Highly Evolved: Brand Survival in the Now! Economy

Software may be eating everything. But one thing that I’ve seen at Advertising Week Europe today is that we’re learning to adapt to these changes with zeal. This morning, Trevor Beattie announced the death of the thirty second advert, advocating a culture of five second segments instead.

In the midst of the sea of white noise we are bombarded with on a daily basis, we have learned to select what is vital – or at least pleasurable – in as few as two seconds.

Beattie couldn’t have asked for a better example when wishing to show how our perception of time has changed: when Beattie made his cue for silence, a slightly zealous engineer let the film start rolling instead. To one engineer, thirty seconds was an eternity before it had even begun.

The Now! Economy celebrates breadth and speed over depth and endurance, and nowhere is this better demonstrated than in the world of advertising. Ad Land needs to adapt, and visionaries like Beattie are leading the way with their rallying cries.

The world of traditional broadcast media is changing, and we must embrace the chaos left in the wake of change and use it as an opportunity to innovate and introduce creative evolutionary solutions.

What is clear is that a more human approach to the medium is needed. Jargon turns craft into content and people into consumers, forgetting the instincts that drive us as human beings and causing cynicism and disengagement on both sides.

At the WIRED talk this morning, Paul Adams, Head of Brand Design at Facebook, made the observation that the best relationships are developed through a series of small, recurring interactions between people rather than grand gestures. We are moving away from the 15 seconds of fame model back towards a modern incarnation of the ‘quality over quantity’ ideal – or at least that’s what will be required of brands who wish to distinguish themselves from the deluge of faceless information out there.

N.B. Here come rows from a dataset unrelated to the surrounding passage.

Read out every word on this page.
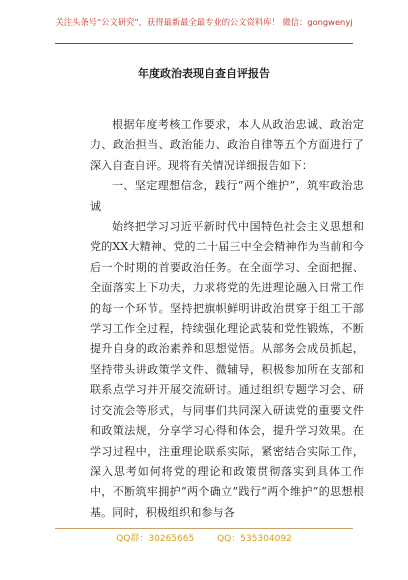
关注头条号“公文研究”，获得最新最全最专业的公文资料库！ 微信：gongwenyj
年度政治表现自查自评报告

根据年度考核工作要求，本人从政治忠诚、政治定力、政治担当、政治能力、政治自律等五个方面进行了深入自查自评。现将有关情况详细报告如下：

一、坚定理想信念，践行“两个维护”，筑牢政治忠诚

始终把学习习近平新时代中国特色社会主义思想和党的XX大精神、党的二十届三中全会精神作为当前和今后一个时期的首要政治任务。在全面学习、全面把握、全面落实上下功夫，力求将党的先进理论融入日常工作的每一个环节。坚持把旗帜鲜明讲政治贯穿于组工干部学习工作全过程，持续强化理论武装和党性锻炼，不断提升自身的政治素养和思想觉悟。从部务会成员抓起，坚持带头讲政策学文件、微辅导，积极参加所在支部和联系点学习并开展交流研讨。通过组织专题学习会、研讨交流会等形式，与同事们共同深入研读党的重要文件和政策法规，分享学习心得和体会，提升学习效果。在学习过程中，注重理论联系实际，紧密结合实际工作，深入思考如何将党的理论和政策贯彻落实到具体工作中，不断筑牢拥护“两个确立”践行“两个维护”的思想根基。同时，积极组织和参与各

QQ群：30265665	QQ：535304092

Data is dead: targeted information can only engage people if it is somehow made useful. The value of most data is ephemeral at best, and will never reveal peoples’ intentions. Understanding and relationships can only be built by asking the right questions. The much-maligned crowd knows this, and has reacted with instinctive aversion to the condescension of the media machine.

Being liked is all too easy these days. Brands who want to make an impact will have to focus on wanting to be loved, requiring sincerity, clarity and genuine engagement.

If there’s one thing Advertising Week Europe has, it’s engagement with its crowd: the queues have trailed right down Piccadilly and onto Regent Street and the demand for events has been spectacular. I have a great feeling about the rest of the week.